Weiterhin sind die genannten Finanzlöcher, deren Entwicklung
sich erst zeigen wird, ein Unsicherheitsfaktor. Dass aber nicht nur
Optimismus bei der Bundeswehrführung herrscht, kommt im
Bundeswehrplan deutlich zum Ausdruck. Denn Schneiderhan führt
deutlich aus, was ein Abweichen der geforderten Finanzlinie
bedeuten würde. "Ein Zurückfallen hinter die dem
Bundeswehrplan 2006 zugrunde liegenden finanziellen
Rahmenbedingungen", schreibt er, "stellt aus konzeptioneller Sicht
die Zeitlinien der Transformation in Frage." In solch einem Falle
könnte das Transformationsprojekt wie ein fragiles Kartenhaus
in sich zusammenfallen - mit schwerwiegenden Konsequenzen sowohl
für die Ausrüstungslage der Bundeswehr als auch die
Personalumfänge und Strukturen.
In der finanzplanerischen Bewertung hält Schneiderhan auch
dementsprechend fest: "Eine fähigkeitsorientierte Ausstattung
der Bundeswehr erfordert in den nahen Planjahren einen Anstieg des
Plafonds sowie - mit Blick auf die unvermeidlichen
Preissteigerungen in allen Bereichen des Verteidigungshaushalts -
mindestens ein reales Halten des Plafonds in den ferneren
Planjahren." Seinen Plänen zufolge sollen gerade die Ausgaben
für militärische Beschaffungen ansteigen - von 4,05
Milliarden Euro im nächsten Jahr auf 6,07 Milliarden Euro im
Jahr 2010. Dies würde endlich die Ausgaben für
militärische Beschaffungen auf mehr als 30 Prozent anheben,
was die Experten seit je her fordern.
In den kommenden Wochen stehen vor und nach der
parlamentarischen Sommerpause noch einige wegweisende Verhandlungen
über den Bundeswehrhaushalt 2006 an.
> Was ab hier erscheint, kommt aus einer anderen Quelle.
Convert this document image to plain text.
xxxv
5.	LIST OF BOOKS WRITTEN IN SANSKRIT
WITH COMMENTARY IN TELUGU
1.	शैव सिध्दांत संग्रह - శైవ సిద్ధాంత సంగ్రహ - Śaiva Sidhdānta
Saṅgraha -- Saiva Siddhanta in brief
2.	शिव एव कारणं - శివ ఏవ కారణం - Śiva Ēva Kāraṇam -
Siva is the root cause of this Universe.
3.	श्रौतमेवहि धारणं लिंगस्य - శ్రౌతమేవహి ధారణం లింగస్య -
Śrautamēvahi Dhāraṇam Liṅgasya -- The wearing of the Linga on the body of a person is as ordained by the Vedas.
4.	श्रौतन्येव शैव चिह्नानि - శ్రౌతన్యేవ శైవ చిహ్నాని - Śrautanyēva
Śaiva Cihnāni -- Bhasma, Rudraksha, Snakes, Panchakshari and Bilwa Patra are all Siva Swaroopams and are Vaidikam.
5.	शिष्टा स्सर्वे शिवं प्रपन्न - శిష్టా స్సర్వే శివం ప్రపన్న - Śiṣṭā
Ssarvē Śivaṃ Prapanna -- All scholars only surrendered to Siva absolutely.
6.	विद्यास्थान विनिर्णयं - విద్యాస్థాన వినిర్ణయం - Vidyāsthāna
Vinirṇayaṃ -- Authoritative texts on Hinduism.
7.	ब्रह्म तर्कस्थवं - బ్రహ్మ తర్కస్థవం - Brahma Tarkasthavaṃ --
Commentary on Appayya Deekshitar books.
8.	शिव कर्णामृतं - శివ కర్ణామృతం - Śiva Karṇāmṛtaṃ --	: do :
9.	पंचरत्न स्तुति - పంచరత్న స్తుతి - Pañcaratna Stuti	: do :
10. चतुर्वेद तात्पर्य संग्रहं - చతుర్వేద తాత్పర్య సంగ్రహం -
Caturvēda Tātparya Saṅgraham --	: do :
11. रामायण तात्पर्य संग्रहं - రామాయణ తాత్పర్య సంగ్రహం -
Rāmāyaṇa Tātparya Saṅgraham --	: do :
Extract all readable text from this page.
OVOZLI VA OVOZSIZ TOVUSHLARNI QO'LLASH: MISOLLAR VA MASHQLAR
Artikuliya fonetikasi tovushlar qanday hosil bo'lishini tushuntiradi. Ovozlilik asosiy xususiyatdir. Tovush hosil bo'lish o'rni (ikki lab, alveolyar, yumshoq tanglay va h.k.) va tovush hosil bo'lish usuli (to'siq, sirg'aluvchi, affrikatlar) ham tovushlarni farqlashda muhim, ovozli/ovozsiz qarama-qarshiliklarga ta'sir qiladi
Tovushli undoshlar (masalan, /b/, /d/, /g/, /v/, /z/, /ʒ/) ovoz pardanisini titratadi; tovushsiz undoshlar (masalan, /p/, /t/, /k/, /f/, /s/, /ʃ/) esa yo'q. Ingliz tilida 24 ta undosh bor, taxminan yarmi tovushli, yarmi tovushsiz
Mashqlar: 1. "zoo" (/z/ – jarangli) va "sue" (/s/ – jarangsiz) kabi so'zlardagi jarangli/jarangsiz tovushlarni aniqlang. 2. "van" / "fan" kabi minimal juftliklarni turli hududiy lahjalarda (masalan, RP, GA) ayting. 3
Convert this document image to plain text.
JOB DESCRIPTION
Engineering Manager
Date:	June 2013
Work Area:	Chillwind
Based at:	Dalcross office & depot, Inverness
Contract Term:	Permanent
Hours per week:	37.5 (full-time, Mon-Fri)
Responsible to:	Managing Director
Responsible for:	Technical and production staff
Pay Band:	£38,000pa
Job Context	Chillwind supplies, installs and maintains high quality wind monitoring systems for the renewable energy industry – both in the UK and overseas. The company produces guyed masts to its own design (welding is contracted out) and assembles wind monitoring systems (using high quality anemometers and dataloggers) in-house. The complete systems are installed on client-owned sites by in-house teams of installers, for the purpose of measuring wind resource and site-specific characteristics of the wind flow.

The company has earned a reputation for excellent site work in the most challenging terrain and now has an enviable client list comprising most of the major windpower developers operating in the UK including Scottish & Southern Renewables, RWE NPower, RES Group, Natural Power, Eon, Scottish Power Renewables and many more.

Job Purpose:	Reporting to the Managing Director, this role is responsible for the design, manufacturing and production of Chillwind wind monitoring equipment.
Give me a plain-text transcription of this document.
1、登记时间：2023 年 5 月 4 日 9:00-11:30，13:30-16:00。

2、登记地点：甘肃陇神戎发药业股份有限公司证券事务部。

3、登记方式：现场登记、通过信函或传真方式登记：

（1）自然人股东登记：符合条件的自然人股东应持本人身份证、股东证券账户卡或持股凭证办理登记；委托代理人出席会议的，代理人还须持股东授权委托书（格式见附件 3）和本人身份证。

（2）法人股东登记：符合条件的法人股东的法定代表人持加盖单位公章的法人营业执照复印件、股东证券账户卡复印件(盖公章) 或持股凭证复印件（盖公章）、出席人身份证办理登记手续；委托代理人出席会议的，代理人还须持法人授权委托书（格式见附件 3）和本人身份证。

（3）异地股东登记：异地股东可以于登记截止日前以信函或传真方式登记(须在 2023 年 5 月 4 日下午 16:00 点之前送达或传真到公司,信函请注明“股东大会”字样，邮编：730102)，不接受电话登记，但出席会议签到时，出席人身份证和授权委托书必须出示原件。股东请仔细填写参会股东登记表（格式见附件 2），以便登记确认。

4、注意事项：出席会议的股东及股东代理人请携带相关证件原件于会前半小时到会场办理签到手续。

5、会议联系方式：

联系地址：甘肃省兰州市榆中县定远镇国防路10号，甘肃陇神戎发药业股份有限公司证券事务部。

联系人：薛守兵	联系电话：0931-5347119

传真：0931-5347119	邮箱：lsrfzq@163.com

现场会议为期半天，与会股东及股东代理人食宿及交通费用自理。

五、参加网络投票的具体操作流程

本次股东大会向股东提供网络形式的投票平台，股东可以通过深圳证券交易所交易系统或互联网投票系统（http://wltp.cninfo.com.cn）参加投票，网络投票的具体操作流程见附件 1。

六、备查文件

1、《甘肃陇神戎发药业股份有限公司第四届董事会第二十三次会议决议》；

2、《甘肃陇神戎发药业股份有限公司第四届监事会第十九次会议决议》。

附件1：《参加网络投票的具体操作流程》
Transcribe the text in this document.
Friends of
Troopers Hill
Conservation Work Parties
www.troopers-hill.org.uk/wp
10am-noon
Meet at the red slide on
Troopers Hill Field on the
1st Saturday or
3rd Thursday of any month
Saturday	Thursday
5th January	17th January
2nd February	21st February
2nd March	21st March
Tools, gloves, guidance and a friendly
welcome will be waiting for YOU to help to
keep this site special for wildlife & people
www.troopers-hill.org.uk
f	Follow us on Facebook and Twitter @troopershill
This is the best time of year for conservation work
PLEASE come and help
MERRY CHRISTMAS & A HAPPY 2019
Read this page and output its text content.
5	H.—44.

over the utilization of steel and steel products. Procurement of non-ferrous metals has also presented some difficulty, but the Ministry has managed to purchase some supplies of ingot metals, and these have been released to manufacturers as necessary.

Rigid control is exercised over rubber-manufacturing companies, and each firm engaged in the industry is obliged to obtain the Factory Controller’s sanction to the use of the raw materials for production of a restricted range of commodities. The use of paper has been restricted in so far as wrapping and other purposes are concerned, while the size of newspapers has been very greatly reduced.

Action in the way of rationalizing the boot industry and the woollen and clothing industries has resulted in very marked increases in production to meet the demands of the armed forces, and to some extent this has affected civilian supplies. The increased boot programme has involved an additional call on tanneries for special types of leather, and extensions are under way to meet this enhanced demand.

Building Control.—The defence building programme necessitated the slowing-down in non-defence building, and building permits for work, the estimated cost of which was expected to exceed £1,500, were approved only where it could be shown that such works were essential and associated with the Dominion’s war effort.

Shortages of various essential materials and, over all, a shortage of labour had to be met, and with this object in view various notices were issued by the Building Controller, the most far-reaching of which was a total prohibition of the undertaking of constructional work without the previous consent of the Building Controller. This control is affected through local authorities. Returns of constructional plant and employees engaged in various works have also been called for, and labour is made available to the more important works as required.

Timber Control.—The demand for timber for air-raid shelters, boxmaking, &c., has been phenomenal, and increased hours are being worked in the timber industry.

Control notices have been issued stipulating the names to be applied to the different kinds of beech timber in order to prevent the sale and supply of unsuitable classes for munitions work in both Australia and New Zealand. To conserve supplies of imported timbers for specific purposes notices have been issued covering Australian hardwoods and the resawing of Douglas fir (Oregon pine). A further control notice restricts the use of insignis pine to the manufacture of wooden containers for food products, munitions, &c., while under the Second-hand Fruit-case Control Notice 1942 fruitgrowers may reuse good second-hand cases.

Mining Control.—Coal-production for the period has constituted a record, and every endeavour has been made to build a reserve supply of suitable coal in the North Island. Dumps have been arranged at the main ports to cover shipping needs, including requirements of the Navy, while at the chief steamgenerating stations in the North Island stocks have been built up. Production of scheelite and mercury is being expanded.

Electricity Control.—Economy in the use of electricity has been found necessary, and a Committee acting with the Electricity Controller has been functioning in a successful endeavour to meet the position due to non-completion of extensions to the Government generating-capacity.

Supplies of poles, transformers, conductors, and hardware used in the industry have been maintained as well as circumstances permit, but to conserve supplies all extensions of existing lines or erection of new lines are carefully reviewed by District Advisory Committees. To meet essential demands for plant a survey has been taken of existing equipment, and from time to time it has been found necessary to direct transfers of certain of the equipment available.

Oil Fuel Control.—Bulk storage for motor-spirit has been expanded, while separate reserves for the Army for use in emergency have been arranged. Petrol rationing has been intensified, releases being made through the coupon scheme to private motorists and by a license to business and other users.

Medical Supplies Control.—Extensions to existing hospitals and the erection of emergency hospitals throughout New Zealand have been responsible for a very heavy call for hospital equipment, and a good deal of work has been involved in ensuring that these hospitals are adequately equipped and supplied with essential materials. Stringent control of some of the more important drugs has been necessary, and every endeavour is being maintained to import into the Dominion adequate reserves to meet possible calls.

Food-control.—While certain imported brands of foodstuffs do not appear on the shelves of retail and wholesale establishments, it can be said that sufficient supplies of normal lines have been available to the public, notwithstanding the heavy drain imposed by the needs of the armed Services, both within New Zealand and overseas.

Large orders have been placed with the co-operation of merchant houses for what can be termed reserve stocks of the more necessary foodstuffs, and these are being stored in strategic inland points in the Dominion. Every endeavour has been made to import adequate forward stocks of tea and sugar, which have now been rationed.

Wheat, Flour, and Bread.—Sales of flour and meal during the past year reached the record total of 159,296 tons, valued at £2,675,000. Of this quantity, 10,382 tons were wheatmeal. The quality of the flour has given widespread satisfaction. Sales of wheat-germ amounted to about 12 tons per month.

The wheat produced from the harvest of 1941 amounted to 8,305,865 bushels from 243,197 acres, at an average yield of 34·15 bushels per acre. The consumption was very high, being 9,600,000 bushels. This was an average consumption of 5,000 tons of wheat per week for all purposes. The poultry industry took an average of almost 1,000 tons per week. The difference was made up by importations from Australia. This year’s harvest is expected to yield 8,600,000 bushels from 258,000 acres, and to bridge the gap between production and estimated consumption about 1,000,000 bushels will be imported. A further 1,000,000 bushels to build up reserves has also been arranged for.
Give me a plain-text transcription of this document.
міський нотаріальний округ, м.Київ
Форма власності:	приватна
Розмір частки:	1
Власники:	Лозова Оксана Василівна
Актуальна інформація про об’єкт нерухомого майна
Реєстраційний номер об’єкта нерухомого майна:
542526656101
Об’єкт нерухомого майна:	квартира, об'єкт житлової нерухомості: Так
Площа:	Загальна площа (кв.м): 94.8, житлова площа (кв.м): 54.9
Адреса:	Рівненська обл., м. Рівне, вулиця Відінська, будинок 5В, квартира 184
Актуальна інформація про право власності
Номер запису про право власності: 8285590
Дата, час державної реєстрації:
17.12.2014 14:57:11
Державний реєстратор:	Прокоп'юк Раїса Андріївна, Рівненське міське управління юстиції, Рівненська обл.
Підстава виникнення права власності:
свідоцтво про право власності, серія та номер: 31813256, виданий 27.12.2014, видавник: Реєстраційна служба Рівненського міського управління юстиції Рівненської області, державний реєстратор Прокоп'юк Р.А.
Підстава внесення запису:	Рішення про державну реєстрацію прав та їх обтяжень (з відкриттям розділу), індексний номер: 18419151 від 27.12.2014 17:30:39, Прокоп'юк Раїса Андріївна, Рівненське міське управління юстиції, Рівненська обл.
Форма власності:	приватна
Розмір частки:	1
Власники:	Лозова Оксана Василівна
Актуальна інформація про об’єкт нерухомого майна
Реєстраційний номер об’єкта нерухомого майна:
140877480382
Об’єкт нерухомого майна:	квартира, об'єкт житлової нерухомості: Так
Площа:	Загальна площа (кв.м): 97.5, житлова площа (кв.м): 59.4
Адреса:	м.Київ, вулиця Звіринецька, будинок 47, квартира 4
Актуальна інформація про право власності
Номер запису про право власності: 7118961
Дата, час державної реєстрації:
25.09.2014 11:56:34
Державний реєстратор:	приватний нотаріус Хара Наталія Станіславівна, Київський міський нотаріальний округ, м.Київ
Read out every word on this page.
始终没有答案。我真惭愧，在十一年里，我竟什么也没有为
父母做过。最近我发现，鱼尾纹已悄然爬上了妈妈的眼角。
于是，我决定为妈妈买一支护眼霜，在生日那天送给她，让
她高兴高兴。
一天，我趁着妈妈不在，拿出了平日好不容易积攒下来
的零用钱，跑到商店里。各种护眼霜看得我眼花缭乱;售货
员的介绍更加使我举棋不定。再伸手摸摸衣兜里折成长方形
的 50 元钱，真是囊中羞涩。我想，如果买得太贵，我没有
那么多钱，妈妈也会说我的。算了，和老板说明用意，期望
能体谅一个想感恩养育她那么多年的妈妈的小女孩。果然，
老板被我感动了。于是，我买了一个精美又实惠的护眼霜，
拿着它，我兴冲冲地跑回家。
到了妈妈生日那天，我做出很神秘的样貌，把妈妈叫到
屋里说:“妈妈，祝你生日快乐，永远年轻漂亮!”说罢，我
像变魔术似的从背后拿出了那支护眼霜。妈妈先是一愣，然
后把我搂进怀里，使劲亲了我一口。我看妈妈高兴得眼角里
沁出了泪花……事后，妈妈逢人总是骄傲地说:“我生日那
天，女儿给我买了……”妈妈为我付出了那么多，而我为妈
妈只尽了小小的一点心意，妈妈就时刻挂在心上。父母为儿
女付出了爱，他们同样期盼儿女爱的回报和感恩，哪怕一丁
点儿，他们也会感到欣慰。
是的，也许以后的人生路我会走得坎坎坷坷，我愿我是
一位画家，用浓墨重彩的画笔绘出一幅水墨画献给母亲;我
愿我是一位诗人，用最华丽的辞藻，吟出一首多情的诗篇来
Am Ende dieser
Gespräche wird sich erweisen, wie tragfähig das Konzept
Schneiderhans wirklich ist. Im Verteidigungsministerium ist man
sich der schweren Aufgabe bewusst. "Wir werden wie jedes Jahr
wieder um jeden Euro kämpfen, da wir sie auch alle brauchen,"
betont ein Offizieller.
Martin Agüera ist Deutschland-Korrespondent des
us-amerikanischen Magazins "Defense News".